We stayed in the same place for a long time and he was frustrated by not knowing what was happening ahead. He lifted me up so I pointed at the stars again, swept his sleeve across his eyes and dropped me back into position. He yawned: his adrenaline was spent.

*

Finally, the man in front whispered that they were at the rendezvous. BA5799 understood from the plan that they would now move between two buildings and form a defensive triangle so the others could find them. He signalled the message to the man behind him and it murmured down the rest of the line.

A soldier who knelt beside the track counted us through. We passed the legs of those who were in position, lying flat behind their weapons, and dropped down. We were in a ragged triangle, all facing out. A dog started to bark again.

BA5799 was uncomfortable: a stone pushed into his ribs and my weight pulled his helmet forward so he had to arch his back painfully to see. He shifted and drank some water from a pipe protruding from the top of his day-sack.
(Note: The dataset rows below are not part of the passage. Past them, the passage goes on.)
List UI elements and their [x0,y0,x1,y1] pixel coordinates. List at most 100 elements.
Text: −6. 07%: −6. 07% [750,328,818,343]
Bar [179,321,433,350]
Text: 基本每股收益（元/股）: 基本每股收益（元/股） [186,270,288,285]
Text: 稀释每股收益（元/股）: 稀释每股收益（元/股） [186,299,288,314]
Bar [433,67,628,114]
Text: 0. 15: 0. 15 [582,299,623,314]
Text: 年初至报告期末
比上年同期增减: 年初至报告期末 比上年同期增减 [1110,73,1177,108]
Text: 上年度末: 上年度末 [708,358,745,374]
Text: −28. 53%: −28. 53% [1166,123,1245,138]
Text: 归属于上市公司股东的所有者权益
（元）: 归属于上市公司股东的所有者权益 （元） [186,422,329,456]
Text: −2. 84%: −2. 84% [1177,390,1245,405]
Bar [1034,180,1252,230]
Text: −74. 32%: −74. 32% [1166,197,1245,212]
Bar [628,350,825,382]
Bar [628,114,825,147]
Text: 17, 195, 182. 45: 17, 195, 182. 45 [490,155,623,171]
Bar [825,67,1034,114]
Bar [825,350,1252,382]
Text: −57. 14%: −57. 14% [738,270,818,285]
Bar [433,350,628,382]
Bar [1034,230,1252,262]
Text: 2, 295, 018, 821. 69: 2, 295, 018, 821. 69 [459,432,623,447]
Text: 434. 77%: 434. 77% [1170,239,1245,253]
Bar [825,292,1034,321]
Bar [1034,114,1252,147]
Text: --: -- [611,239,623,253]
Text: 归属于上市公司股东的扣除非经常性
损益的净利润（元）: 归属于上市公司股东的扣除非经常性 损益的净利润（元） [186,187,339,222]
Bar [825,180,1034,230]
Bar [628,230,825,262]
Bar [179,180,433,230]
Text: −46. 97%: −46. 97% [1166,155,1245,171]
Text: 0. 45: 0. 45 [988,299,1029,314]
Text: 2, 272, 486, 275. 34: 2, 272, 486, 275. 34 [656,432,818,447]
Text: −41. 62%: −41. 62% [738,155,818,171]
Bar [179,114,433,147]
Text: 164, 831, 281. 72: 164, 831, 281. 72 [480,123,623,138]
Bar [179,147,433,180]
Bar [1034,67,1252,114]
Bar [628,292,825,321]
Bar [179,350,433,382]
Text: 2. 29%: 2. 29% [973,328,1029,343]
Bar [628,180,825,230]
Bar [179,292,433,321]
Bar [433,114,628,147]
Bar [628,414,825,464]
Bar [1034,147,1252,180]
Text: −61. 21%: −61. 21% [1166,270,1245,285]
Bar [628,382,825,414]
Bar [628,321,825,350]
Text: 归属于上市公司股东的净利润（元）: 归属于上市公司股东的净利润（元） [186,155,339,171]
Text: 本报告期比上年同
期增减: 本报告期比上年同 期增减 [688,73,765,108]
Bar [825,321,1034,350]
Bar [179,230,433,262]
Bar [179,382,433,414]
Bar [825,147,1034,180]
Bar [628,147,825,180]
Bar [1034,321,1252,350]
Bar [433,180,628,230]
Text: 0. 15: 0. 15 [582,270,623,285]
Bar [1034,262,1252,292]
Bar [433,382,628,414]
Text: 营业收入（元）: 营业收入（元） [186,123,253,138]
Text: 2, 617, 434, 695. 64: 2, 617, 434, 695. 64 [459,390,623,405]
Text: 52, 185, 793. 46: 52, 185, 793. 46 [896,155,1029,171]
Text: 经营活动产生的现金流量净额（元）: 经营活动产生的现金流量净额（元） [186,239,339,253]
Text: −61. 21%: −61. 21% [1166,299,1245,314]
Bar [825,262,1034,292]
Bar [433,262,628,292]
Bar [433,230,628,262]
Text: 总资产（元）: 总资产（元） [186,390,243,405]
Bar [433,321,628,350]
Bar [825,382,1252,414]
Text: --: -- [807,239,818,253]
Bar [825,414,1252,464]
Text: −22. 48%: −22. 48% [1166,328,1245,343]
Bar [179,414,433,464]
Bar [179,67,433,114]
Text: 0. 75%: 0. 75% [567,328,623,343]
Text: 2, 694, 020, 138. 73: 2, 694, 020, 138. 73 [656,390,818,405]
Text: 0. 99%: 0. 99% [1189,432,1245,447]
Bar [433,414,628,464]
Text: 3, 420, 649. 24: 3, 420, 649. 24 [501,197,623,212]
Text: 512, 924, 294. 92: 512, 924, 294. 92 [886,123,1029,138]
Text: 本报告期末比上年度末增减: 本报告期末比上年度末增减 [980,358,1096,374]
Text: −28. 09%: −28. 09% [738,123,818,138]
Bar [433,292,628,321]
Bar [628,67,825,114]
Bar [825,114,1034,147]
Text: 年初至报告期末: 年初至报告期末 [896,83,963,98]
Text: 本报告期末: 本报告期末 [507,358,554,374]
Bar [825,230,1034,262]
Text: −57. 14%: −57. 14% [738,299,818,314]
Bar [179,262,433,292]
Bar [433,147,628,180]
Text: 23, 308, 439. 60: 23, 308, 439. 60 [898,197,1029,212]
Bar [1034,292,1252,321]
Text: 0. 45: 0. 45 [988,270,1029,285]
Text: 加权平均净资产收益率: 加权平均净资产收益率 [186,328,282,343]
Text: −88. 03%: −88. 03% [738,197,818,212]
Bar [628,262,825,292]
He knew from the plan that they would appear from the direction he faced. And after his back had numbed, an infrared light emerged that he could see only through me. It bobbed up and down as a soldier walked out across the field, followed by another single file of dark figures. BA5799 lifted me and could see little through the murk without my enhancement, then dropped me back down so the line of men reappeared.

They stopped alongside an earth mound that divided two fields. A soldier left our position and went out to greet the lead figure.

The man next to us slid over and hissed in BA5799’s ear. ‘Looks like this is me then, boss,’ he said. ‘Let Lieutenant Baker know I’ll be warming his bed.’

‘Mark’ll be chuffed, I’m sure,’ BA5799 breathed back. ‘Good luck, Sarnt Collins.’

Men lifted themselves off the ground, overcoming the weight of their kit, and moved out of the triangle to join the others. Once men had arrived to replace them and the line of soldiers had disappeared, there was a soft double pat on BA5799’s day-sack and we stood and followed off between the two buildings.

*

We took a different route back and the pace quickened as we neared safety. A band of light was seeping from the horizon when we stopped for the final time a few hundred yards from a squat, silhouetted watchtower. BA5799 pushed fingers up to itch below his helmet and then adjusted me against his eye.

We entered the camp and a guard at the gate counted us in. Men broke off to different tents and buildings, the smell of cigarette smoke trailing them. BA5799 unloaded his weapon and ducked under a camouflage net into a building with aerials and a generator that rumbled outside.

A man leant against the doorframe. ‘How was that, Tom?’ he asked.

BA5799 unclipped his helmet and I swung wildly down to his side. My sensor was overloaded by light from the room in front of us. ‘Morning, Dave. Seemed to go smoothly,’ BA5799 said.